On the performance testing side, ML-powered systems give developers fast and accurate ways to assess how their applications will perform under varied loads. With ML-driven application optimization, they gain an automated way to discover the optimal configurations for their applications without risking subpar performance levels or downtime.

In short, with automated performance testing and application optimization, ML-powered systems give developers the tools and visibility they need to manage their cloud-native apps so that they consistently deliver the right levels of performance without overprovisioning.

It’s time for developers to stop buying seats on cloud flights that they’ll never take. It’s time to stop throwing that money out the window. New machine learning-based platforms give them a way to do exactly that. (Note: For more detailed information about how machine learning is being applied to reduce cloud waste as a step-by-step guide, visit our blog on 10 Steps to Reduce Cloud Waste.)
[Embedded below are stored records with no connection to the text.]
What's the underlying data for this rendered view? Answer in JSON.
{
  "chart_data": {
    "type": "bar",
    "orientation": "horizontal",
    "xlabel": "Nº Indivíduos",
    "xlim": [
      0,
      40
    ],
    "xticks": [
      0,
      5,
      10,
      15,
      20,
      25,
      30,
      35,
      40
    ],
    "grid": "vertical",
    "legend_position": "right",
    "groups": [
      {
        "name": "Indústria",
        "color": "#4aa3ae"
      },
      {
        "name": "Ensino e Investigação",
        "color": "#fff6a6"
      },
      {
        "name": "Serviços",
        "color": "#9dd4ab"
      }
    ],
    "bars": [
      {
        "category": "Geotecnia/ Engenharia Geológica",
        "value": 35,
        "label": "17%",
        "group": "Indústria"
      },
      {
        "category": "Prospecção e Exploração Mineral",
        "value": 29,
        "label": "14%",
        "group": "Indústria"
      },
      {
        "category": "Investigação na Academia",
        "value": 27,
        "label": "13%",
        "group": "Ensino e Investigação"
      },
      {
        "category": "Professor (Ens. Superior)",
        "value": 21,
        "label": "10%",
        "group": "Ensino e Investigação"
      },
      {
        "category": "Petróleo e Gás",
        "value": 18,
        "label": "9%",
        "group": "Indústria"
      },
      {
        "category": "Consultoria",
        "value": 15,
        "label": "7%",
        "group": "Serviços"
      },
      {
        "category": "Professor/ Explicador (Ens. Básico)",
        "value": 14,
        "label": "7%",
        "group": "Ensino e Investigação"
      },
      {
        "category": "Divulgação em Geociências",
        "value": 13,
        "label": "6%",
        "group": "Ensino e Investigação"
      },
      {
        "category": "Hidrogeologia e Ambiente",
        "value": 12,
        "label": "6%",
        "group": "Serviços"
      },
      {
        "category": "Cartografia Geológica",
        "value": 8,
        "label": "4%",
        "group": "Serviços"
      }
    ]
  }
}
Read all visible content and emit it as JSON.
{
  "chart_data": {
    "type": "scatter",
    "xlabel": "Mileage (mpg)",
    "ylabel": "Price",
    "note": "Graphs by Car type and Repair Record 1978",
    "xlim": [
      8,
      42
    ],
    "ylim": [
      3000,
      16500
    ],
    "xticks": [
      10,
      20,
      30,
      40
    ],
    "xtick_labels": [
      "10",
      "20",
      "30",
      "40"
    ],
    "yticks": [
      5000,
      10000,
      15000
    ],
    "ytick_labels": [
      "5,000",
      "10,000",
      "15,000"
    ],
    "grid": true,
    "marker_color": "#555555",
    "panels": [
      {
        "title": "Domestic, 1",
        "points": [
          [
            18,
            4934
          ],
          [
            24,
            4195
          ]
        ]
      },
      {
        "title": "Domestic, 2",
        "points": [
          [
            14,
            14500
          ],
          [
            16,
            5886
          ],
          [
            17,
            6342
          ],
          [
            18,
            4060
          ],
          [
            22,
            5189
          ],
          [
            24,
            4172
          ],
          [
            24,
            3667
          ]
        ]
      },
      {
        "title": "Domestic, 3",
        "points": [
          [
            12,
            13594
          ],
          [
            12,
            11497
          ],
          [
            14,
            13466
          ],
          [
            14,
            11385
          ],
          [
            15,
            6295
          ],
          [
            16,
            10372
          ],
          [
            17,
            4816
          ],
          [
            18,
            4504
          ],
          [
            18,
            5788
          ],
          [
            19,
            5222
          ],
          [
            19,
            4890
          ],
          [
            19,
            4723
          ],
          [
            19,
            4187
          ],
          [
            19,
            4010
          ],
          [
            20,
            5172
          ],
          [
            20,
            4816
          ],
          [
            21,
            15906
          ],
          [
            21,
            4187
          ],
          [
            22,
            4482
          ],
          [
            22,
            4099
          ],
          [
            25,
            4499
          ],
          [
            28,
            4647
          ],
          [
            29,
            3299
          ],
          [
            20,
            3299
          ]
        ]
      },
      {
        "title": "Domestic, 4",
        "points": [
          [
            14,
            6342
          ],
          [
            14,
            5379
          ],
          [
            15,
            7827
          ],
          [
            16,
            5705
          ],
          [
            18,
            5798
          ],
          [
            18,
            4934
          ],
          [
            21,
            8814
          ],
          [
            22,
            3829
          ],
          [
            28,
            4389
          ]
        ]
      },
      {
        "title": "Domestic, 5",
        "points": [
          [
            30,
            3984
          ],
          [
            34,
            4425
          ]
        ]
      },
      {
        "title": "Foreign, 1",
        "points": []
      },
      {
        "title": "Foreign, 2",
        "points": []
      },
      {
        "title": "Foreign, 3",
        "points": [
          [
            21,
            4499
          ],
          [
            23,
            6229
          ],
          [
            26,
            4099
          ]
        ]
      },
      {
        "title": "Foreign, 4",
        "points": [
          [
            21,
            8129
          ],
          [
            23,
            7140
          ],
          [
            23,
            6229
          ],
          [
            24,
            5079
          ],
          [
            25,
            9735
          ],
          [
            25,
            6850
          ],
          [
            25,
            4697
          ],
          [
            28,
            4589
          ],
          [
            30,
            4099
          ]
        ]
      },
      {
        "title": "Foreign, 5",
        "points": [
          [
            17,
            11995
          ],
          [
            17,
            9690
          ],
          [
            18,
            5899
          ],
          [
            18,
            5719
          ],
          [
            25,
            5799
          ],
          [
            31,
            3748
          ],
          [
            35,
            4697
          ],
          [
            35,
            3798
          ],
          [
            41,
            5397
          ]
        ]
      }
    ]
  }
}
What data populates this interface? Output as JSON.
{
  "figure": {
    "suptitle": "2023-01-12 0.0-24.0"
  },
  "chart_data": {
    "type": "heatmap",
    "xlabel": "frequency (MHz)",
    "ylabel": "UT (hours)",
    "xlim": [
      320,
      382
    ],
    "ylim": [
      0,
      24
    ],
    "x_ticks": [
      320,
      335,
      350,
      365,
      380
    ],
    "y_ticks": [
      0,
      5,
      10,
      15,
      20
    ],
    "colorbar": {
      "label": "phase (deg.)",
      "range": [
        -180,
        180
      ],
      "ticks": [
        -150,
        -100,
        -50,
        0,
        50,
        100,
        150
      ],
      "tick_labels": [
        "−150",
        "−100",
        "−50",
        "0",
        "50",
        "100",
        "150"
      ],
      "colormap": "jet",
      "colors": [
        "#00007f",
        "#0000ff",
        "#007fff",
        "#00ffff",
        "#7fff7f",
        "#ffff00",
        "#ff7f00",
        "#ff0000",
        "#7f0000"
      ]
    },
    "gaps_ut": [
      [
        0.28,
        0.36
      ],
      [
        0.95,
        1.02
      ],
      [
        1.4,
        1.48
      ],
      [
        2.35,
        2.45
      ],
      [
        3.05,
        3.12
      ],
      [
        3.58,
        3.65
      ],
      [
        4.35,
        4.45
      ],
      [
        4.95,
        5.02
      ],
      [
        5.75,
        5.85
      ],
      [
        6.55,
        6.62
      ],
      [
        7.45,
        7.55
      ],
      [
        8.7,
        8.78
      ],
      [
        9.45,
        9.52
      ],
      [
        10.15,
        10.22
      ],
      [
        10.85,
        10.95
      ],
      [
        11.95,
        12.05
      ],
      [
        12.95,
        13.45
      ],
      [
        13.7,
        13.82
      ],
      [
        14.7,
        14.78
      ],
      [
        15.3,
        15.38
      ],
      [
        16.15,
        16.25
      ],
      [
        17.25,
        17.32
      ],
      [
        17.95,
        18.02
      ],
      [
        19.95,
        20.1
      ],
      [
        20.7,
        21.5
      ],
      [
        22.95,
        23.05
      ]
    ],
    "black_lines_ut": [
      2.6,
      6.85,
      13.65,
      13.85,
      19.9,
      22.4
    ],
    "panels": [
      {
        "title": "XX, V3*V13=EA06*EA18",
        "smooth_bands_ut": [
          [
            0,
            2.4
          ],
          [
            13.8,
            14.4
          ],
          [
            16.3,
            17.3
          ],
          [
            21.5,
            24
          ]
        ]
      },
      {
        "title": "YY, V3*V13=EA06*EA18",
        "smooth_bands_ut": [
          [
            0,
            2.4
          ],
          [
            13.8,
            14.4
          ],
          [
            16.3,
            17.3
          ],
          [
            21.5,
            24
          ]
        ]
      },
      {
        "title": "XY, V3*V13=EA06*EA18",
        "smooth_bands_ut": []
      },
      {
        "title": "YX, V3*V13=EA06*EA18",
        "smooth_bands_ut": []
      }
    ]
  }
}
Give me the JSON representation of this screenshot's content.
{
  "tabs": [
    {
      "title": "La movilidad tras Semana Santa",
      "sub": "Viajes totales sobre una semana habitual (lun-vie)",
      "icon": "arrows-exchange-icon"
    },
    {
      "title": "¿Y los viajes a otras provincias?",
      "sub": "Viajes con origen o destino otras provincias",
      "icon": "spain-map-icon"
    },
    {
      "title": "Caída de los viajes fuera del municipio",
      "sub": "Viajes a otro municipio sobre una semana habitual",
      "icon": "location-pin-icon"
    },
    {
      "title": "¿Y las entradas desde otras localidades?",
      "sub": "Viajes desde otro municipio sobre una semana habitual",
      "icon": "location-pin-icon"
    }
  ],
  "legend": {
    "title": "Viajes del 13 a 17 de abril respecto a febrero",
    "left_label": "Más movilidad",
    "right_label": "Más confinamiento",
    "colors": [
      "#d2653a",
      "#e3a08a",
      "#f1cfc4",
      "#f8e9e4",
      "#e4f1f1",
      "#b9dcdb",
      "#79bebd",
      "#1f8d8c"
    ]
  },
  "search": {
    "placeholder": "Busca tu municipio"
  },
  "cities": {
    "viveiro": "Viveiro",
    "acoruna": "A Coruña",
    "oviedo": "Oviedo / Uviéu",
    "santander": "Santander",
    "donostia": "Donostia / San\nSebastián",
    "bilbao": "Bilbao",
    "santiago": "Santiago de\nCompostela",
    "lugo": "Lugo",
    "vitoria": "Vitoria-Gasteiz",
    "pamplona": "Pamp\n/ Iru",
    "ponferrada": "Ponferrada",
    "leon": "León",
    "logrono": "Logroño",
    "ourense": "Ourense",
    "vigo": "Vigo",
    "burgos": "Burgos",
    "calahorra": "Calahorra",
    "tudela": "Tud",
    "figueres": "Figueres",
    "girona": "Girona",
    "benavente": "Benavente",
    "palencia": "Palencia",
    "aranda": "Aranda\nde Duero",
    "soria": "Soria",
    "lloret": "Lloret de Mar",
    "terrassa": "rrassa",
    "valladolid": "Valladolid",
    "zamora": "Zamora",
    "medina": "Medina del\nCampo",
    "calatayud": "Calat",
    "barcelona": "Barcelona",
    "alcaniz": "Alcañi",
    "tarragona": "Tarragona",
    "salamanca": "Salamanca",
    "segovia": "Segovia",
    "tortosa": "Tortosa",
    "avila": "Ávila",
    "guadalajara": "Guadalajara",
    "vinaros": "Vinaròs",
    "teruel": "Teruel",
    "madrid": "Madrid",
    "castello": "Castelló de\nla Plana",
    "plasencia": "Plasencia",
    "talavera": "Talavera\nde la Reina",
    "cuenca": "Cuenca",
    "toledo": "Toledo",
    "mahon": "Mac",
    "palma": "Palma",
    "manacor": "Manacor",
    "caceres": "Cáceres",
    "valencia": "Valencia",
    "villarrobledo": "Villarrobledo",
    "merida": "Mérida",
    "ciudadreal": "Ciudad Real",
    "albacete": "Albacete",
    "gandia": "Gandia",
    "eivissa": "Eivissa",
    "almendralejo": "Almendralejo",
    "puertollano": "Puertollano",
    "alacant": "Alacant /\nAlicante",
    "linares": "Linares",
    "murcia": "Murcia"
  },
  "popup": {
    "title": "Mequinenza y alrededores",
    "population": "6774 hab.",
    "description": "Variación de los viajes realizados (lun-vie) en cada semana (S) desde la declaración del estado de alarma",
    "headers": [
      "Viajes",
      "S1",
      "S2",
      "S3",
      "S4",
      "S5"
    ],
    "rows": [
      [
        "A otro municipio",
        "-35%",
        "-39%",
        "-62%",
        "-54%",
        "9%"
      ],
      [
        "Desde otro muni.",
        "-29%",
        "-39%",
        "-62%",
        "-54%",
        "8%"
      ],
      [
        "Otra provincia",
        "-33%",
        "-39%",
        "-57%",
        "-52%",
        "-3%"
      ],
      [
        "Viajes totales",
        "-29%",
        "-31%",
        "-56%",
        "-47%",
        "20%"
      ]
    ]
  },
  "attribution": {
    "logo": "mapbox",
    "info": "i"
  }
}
Addressing Cloud Waste’s Environmental Issues

Although most people don’t realize it, the cloud industry is a major contributor to climate change. As surprising as it may be, data centers have in fact become one of the largest annual energy consumers and emitters of carbon pollution. They represent about 3% of the world’s total energy consumption and they emit nearly 100 million metric tons of CO2 into the atmosphere each year.

If every company made an effort to reduce their consumption of cloud computing resources in general, and especially their cloud waste, we could make a substantial, positive impact on the environment. 

Machine learning provides us with the tools we need to ‘right-size’ our purchases and usage of cloud resources. Doing so can and will make a difference. From both the business and environmental perspectives, it’s a smart move and the right thing to do. StormForge is leading the way on this front with, among other things, the pledge campaign it is running to reduce cloud waste. Learn how you can get involved.

Conclusion

Padding cloud services orders with twice, three times, or quadruple of what was actually needed used to be okay. But that was back when going cloud-native seemed riskier than it does today, and when Kubernetes was new and teams were scrambling up its learning curve. Plus, in those earlier days, developers lacked the tools they needed to make better, more accurate resourcing decisions for their apps. So, over-provisioning was overlooked. 

But that was then, and this is now. Over-provisioning is no longer a viable strategy. Machine learning-powered platforms illuminate a new, more efficient, and more environmentally conscious path. Isn’t it time we all got on it?